NLI4VolVis Replica

Abstract

With recent advances in frontier multimodal large language models (MLLMs) for data understanding and visual reasoning, the role of LLMs has evolved from passive LLM-as-an-interface to proactive LLM-as-a-judge, enabling deeper integration into the scientific data analysis and visualization pipelines. However, existing scientific visualization agents still rely on domain experts to provide prior knowledge for specific datasets or visualization-oriented objective functions to guide the workflow through iterative feedback. This reactive, data-dependent, human-in-the-loop (HITL) paradigm is time-consuming and does not scale effectively to large-scale scientific data. In this work, we propose a Self-Directed Agent for Scientific Analysis and Visualization (SASAV), the first fully autonomous AI agent to perform scientific data analysis and generate insightful visualizations without any external prompting or HITL feedback. SASAV is a multi-agent system that automatically orchestrates data exploration workflows through our proposed components, including automated data profiling, context-aware knowledge retrieval, and reasoning-driven visualization parameter exploration, while supporting downstream interactive visualization tasks.
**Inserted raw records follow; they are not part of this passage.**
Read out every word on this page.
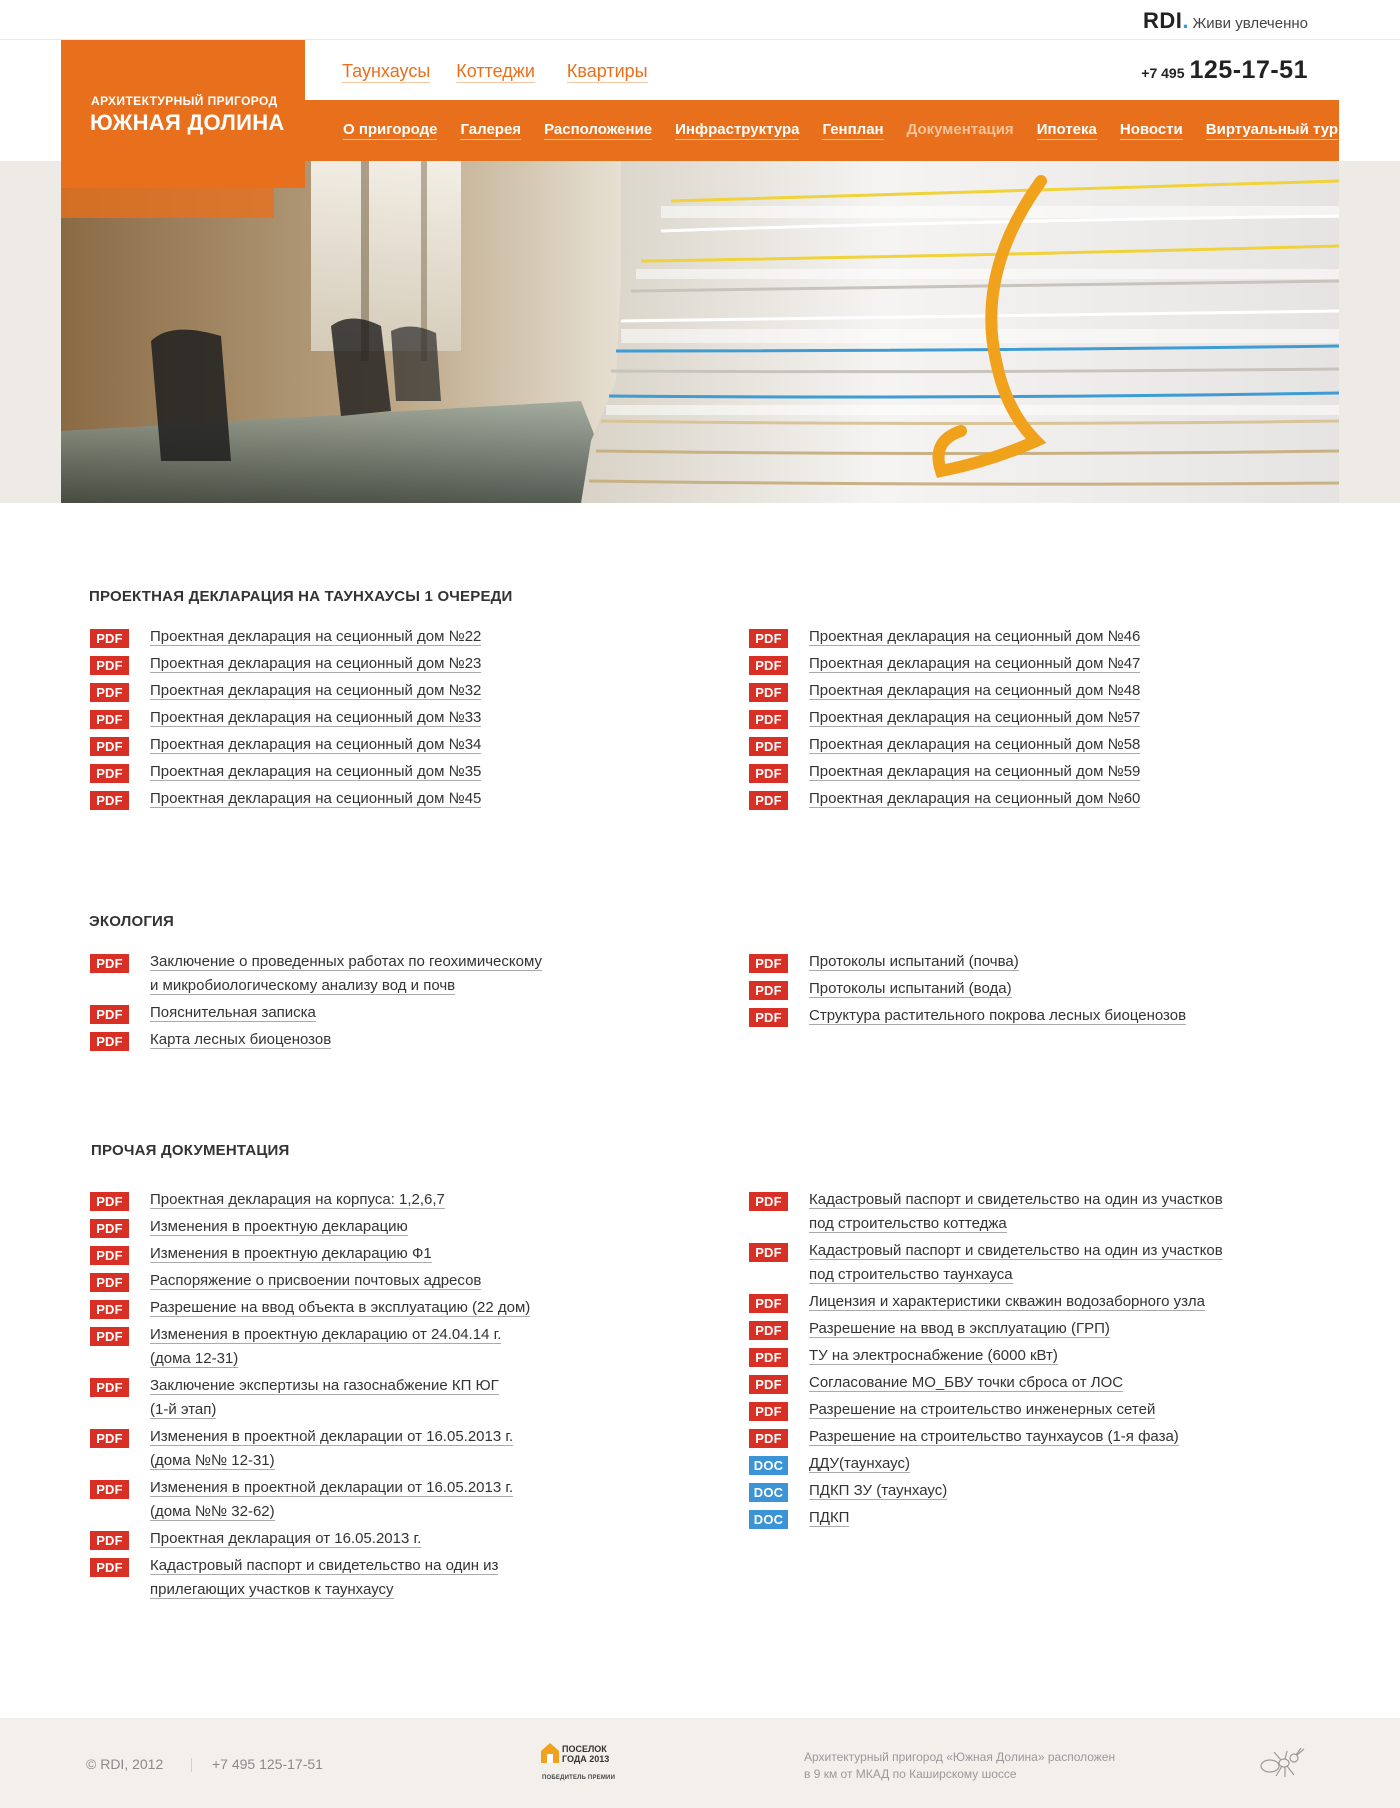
RDI . Живи увлеченно
АРХИТЕКТУРНЫЙ ПРИГОРОД
ЮЖНАЯ ДОЛИНА
Таунхаусы Коттеджи Квартиры	+7 495 125-17-51
О пригороде Галерея Расположение Инфраструктура Генплан Документация Ипотека Новости Виртуальный тур
ПРОЕКТНАЯ ДЕКЛАРАЦИЯ НА ТАУНХАУСЫ 1 ОЧЕРЕДИ
PDF	Проектная декларация на сеционный дом №22
PDF	Проектная декларация на сеционный дом №23
PDF	Проектная декларация на сеционный дом №32
PDF	Проектная декларация на сеционный дом №33
PDF	Проектная декларация на сеционный дом №34
PDF	Проектная декларация на сеционный дом №35
PDF	Проектная декларация на сеционный дом №45
PDF	Проектная декларация на сеционный дом №46
PDF	Проектная декларация на сеционный дом №47
PDF	Проектная декларация на сеционный дом №48
PDF	Проектная декларация на сеционный дом №57
PDF	Проектная декларация на сеционный дом №58
PDF	Проектная декларация на сеционный дом №59
PDF	Проектная декларация на сеционный дом №60
ЭКОЛОГИЯ
PDF	Заключение о проведенных работах по геохимическому
и микробиологическому анализу вод и почв
PDF	Пояснительная записка
PDF	Карта лесных биоценозов
PDF	Протоколы испытаний (почва)
PDF	Протоколы испытаний (вода)
PDF	Структура растительного покрова лесных биоценозов
ПРОЧАЯ ДОКУМЕНТАЦИЯ
PDF	Проектная декларация на корпуса: 1,2,6,7
PDF	Изменения в проектную декларацию
PDF	Изменения в проектную декларацию Ф1
PDF	Распоряжение о присвоении почтовых адресов
PDF	Разрешение на ввод объекта в эксплуатацию (22 дом)
PDF	Изменения в проектную декларацию от 24.04.14 г.
(дома 12-31)
PDF	Заключение экспертизы на газоснабжение КП ЮГ
(1-й этап)
PDF	Изменения в проектной декларации от 16.05.2013 г.
(дома №№ 12-31)
PDF	Изменения в проектной декларации от 16.05.2013 г.
(дома №№ 32-62)
PDF	Проектная декларация от 16.05.2013 г.
PDF	Кадастровый паспорт и свидетельство на один из
прилегающих участков к таунхаусу
PDF	Кадастровый паспорт и свидетельство на один из участков
под строительство коттеджа
PDF	Кадастровый паспорт и свидетельство на один из участков
под строительство таунхауса
PDF	Лицензия и характеристики скважин водозаборного узла
PDF	Разрешение на ввод в эксплуатацию (ГРП)
PDF	ТУ на электроснабжение (6000 кВт)
PDF	Согласование МО_БВУ точки сброса от ЛОС
PDF	Разрешение на строительство инженерных сетей
PDF	Разрешение на строительство таунхаусов (1-я фаза)
DOC	ДДУ(таунхаус)
DOC	ПДКП ЗУ (таунхаус)
DOC	ПДКП
© RDI, 2012	+7 495 125-17-51
ПОСЕЛОК
ГОДА 2013
ПОБЕДИТЕЛЬ ПРЕМИИ
Архитектурный пригород «Южная Долина» расположен в 9 км от МКАД по Каширскому шоссе
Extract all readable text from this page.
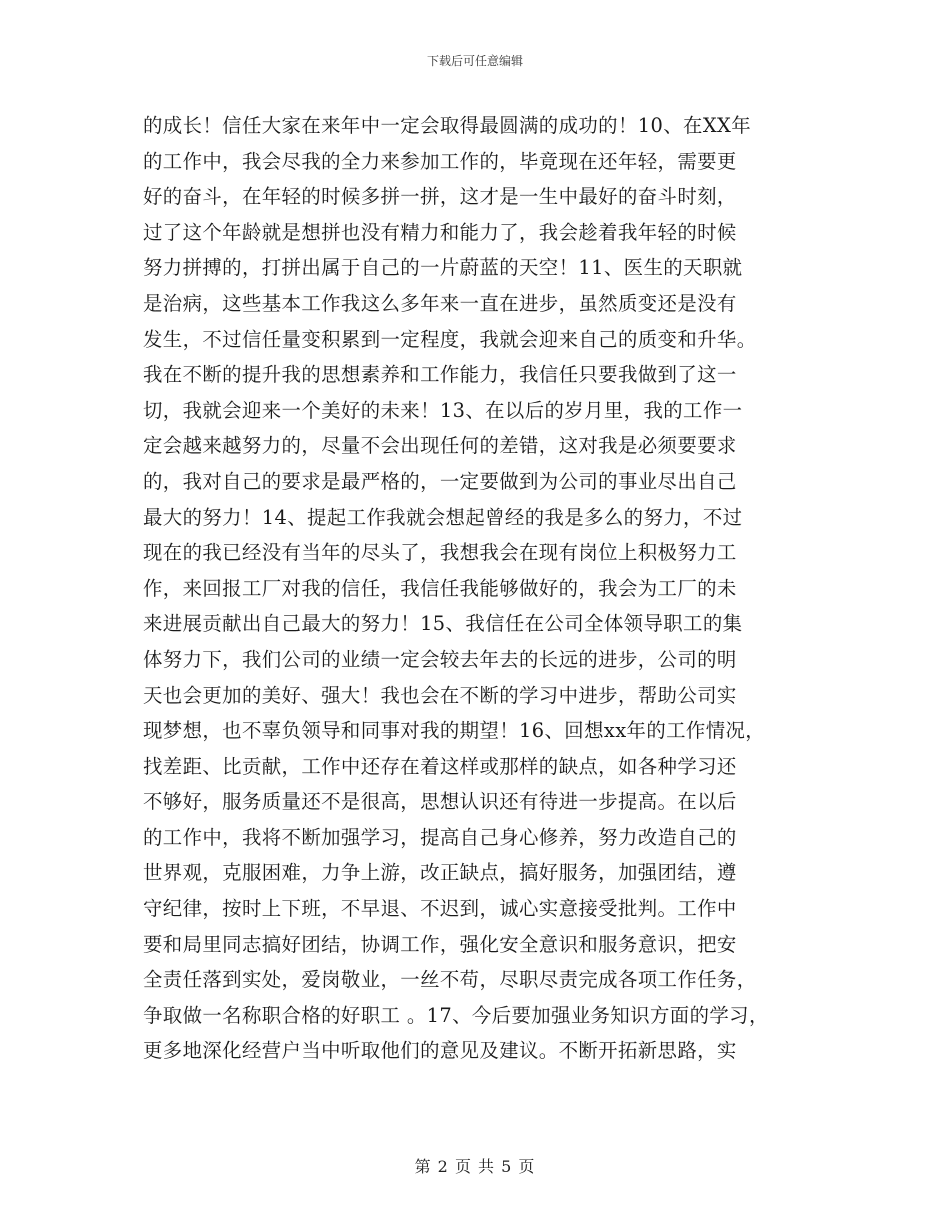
下载后可任意编辑
的成长！信任大家在来年中一定会取得最圆满的成功的！10、在XX年
的工作中，我会尽我的全力来参加工作的，毕竟现在还年轻，需要更
好的奋斗，在年轻的时候多拼一拼，这才是一生中最好的奋斗时刻，
过了这个年龄就是想拼也没有精力和能力了，我会趁着我年轻的时候
努力拼搏的，打拼出属于自己的一片蔚蓝的天空！11、医生的天职就
是治病，这些基本工作我这么多年来一直在进步，虽然质变还是没有
发生，不过信任量变积累到一定程度，我就会迎来自己的质变和升华。
我在不断的提升我的思想素养和工作能力，我信任只要我做到了这一
切，我就会迎来一个美好的未来！13、在以后的岁月里，我的工作一
定会越来越努力的，尽量不会出现任何的差错，这对我是必须要要求
的，我对自己的要求是最严格的，一定要做到为公司的事业尽出自己
最大的努力！14、提起工作我就会想起曾经的我是多么的努力，不过
现在的我已经没有当年的尽头了，我想我会在现有岗位上积极努力工
作，来回报工厂对我的信任，我信任我能够做好的，我会为工厂的未
来进展贡献出自己最大的努力！15、我信任在公司全体领导职工的集
体努力下，我们公司的业绩一定会较去年去的长远的进步，公司的明
天也会更加的美好、强大！我也会在不断的学习中进步，帮助公司实
现梦想，也不辜负领导和同事对我的期望！16、回想xx年的工作情况，
找差距、比贡献，工作中还存在着这样或那样的缺点，如各种学习还
不够好，服务质量还不是很高，思想认识还有待进一步提高。在以后
的工作中，我将不断加强学习，提高自己身心修养，努力改造自己的
世界观，克服困难，力争上游，改正缺点，搞好服务，加强团结，遵
守纪律，按时上下班，不早退、不迟到，诚心实意接受批判。工作中
要和局里同志搞好团结，协调工作，强化安全意识和服务意识，把安
全责任落到实处，爱岗敬业，一丝不苟，尽职尽责完成各项工作任务，
争取做一名称职合格的好职工 。17、今后要加强业务知识方面的学习，
更多地深化经营户当中听取他们的意见及建议。不断开拓新思路，实
第 2 页 共 5 页
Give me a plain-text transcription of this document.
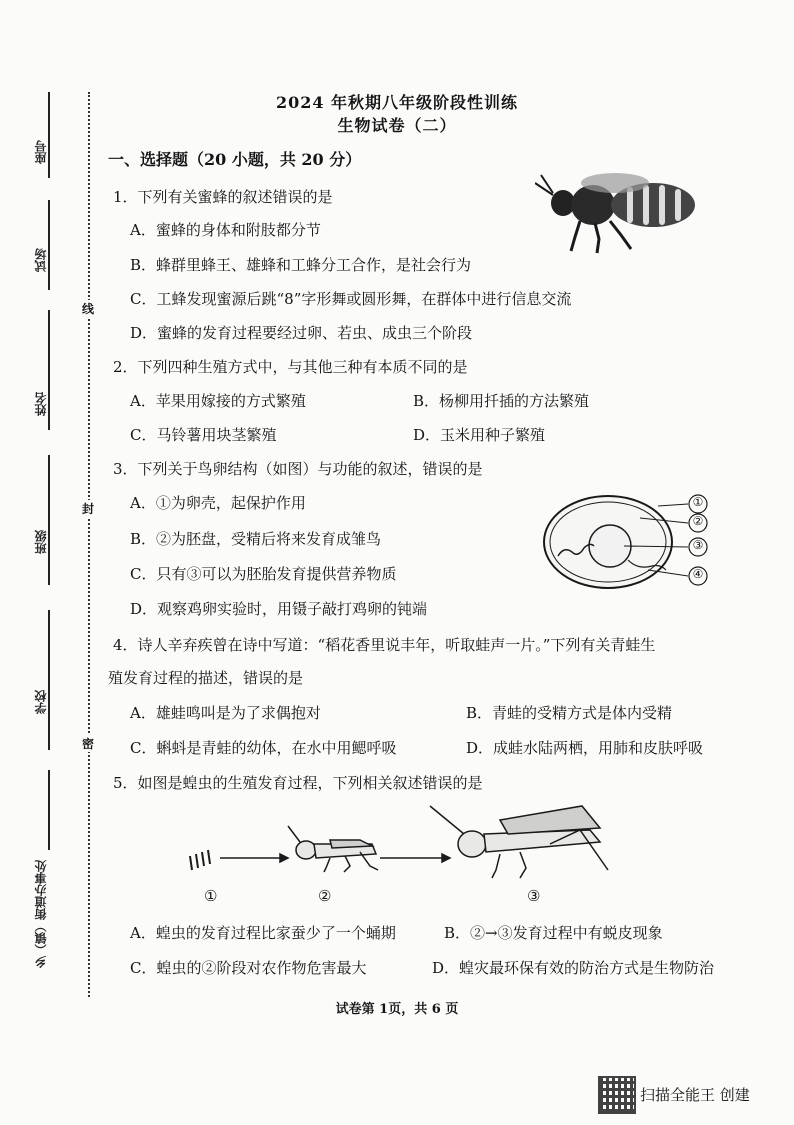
座号
试场
姓名
班级
学校
乡（镇）街道办事处
线
封
密
2024 年秋期八年级阶段性训练
生物试卷（二）
一、选择题（20 小题，共 20 分）
1．下列有关蜜蜂的叙述错误的是
A．蜜蜂的身体和附肢都分节
B．蜂群里蜂王、雄蜂和工蜂分工合作，是社会行为
C．工蜂发现蜜源后跳“8”字形舞或圆形舞，在群体中进行信息交流
D．蜜蜂的发育过程要经过卵、若虫、成虫三个阶段
2．下列四种生殖方式中，与其他三种有本质不同的是
A．苹果用嫁接的方式繁殖	B．杨柳用扦插的方法繁殖
C．马铃薯用块茎繁殖	D．玉米用种子繁殖
3．下列关于鸟卵结构（如图）与功能的叙述，错误的是
A．①为卵壳，起保护作用
B．②为胚盘，受精后将来发育成雏鸟
C．只有③可以为胚胎发育提供营养物质
D．观察鸡卵实验时，用镊子敲打鸡卵的钝端
①
②
③
④
4．诗人辛弃疾曾在诗中写道：“稻花香里说丰年，听取蛙声一片。”下列有关青蛙生
殖发育过程的描述，错误的是
A．雄蛙鸣叫是为了求偶抱对	B．青蛙的受精方式是体内受精
C．蝌蚪是青蛙的幼体，在水中用鳃呼吸	D．成蛙水陆两栖，用肺和皮肤呼吸
5．如图是蝗虫的生殖发育过程，下列相关叙述错误的是
①	②	③
A．蝗虫的发育过程比家蚕少了一个蛹期	B．②→③发育过程中有蜕皮现象
C．蝗虫的②阶段对农作物危害最大	D．蝗灾最环保有效的防治方式是生物防治
试卷第 1页，共 6 页
扫描全能王 创建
This work establishes a foundational building block for the future AI for Science to accelerate scientific discovery and innovation at scale.

Case Studies

Five representative scientific volumetric datasets highlight the usability of SASAV.

Abdomen

The Abdomen is one scan from AbdomenAtlas 1.1 Mini Dataset, which is a fully-annotated abdominal CT dataset to date, including 9,262 CT volumes with annotations for 25 different anatomical structures.

Chameleon

The Chameleon dataset is a CT scan of a chameleon.

Miranda

The Miranda is a time step of a density field in a simulation of the mixing transition in Rayleigh-Taylor instability.

Flame

The Flame dataset is a simulated combustion 3D scalar field.

Richtmyer

The Richtmyer dataset is the entropy field (timestep 160) of Richtmyer-Meshkov instability simulation.

Agentic Workflow

SASAV consists of four steps: 1) Data profiling 2) Knowledge retrieval 3) Transfer functions suggestion 4) View selection

User Interface

SASAV has a intuitive and minimal user interface, user only needs a API key of their choice of LLM to run SASAV for generating visualize their own scientific data with ease.

Demonstration

Please refer to the supplimentary video submitted together with the paper for SASAV running demonstration.

User Feedback

A study with three researchers in scientific data analysis and visualization.

Key Advantages

This system is highly effective in reducing manual effort in volume rendering.
The automatic visualization parameter searching can save a lot of time, especially when the dataset is large.
Scientists rely less on technical knowledge to explore their data, which can help speed up analysis time.

Future Improvement

SASAV has strong potential to evolve into a more closed-loop framework by incorporating additional agents for downstream tasks that evaluate and refine the visualization results.
Introducing more visualization techniques for more types of data, for example, point clouds and time-varying data.
Supporting collaboration by offering additional perspectives on the shared research problem.